Dan Graham war schon 1987 bei den Skulptur Projekten mit einem Oktogon, einem achteckigen Gebilde, im Schlossgarten präsent gewesen. Zwischen 1972 und 1997 nahm er an gleich fünf Ausgaben der Documenta teil. Der 1942 in Urbana (US-Bundesstaat Illionois) geborene Künstler ist nach Medienberichten am 19. Februar 2022 im Alter von 79 Jahren in New York gestorben. Das Wort Konzeptkünstler wirkte gerade im Hinblick auf ihn wie ein Verlegenheitsbegriff. Der Künstler sah sich als Architekt und Philosoph, verstand sich auf Kunst im öffentlichen Raum, liebte Denker wie Ludwig Wittgenstein und die Songs von Britney Spears. Als Grenzgänger gehörte er während der letzten Jahrzehnte zu den leisen, aber bestimmenden Figuren der weltweiten Kunstszene.

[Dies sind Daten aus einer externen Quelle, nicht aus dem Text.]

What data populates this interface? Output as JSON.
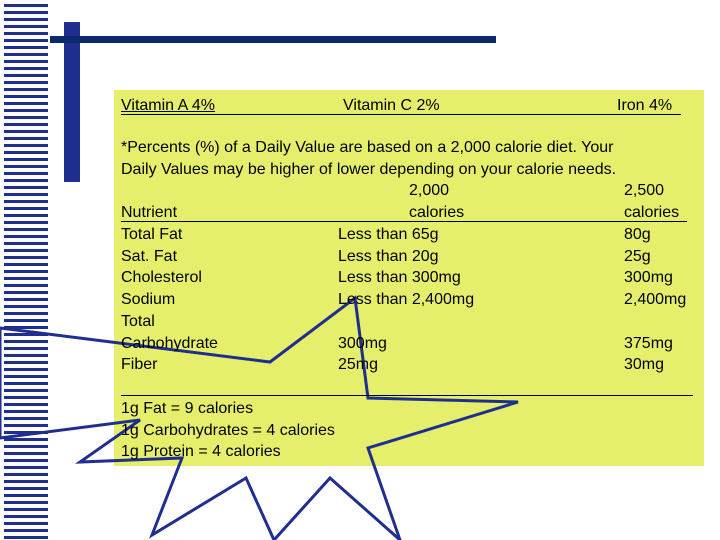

Während Medientheoretiker wie Paul Virilio oder Jean Baudrillard über Beschleunigung und Wirklichkeitsverzerrung durch die Medien nachdachten, konzipierte Dan Graham seine Glaspavillons als begehbare mediale Bühnen. Wer sie betritt, weiß nicht, ob er für Auenstehende verborgen oder gerade ihren Blicken ausgesetzt ist. Das raffinierte Spiel mit einfachen und doppelten Verspiegelungen, mit Blickblockaden und transparenten Flächen war immer mehr als virtuoser Selbstzweck. Mit Grahams Pavillons lässt sich über Medien als Behausungen nachdenken, die den Menschen magisch anziehen, ihn gleichzeitig beherbergen und preisgeben. In diesem Kernpunkt befand sich Grahams Kunst ganz auf der Höhe ihrer Zeit.
Grahams Werke mochten auf Kunstmessen wie der Art Basel teuer gehandelt werden – zugleich öffneten sie jedoch die Expertenkunst zur Welt der populären Kultur. Seine fein ausgefeilten Skulpturen waren und sind ebenso elegante wie flüchtige Gebilde. Graham machte keine pompöse Thesenkunst, sondern Objekte für den menschlichen Gebrauch. Mit ihren Durchblicken vermitteln sie zwischen Drinnen und Draußen. Alles steht auf einer hauchfeinen Grenze, wie das Leben selbst zwischen Erscheinen und Verlöschen. Grahams größte Kunst war es wohl, den philosophischen Gedanken mit dem federleichten Spaß zu verbinden. Mag Münsters „Fun House“ heute nicht mehr stehen – Skulpturen in Düsseldorf, Stuttgart und an anderen Orten zeugen weiter von Dan Grahams Talent für bestechende Eleganz.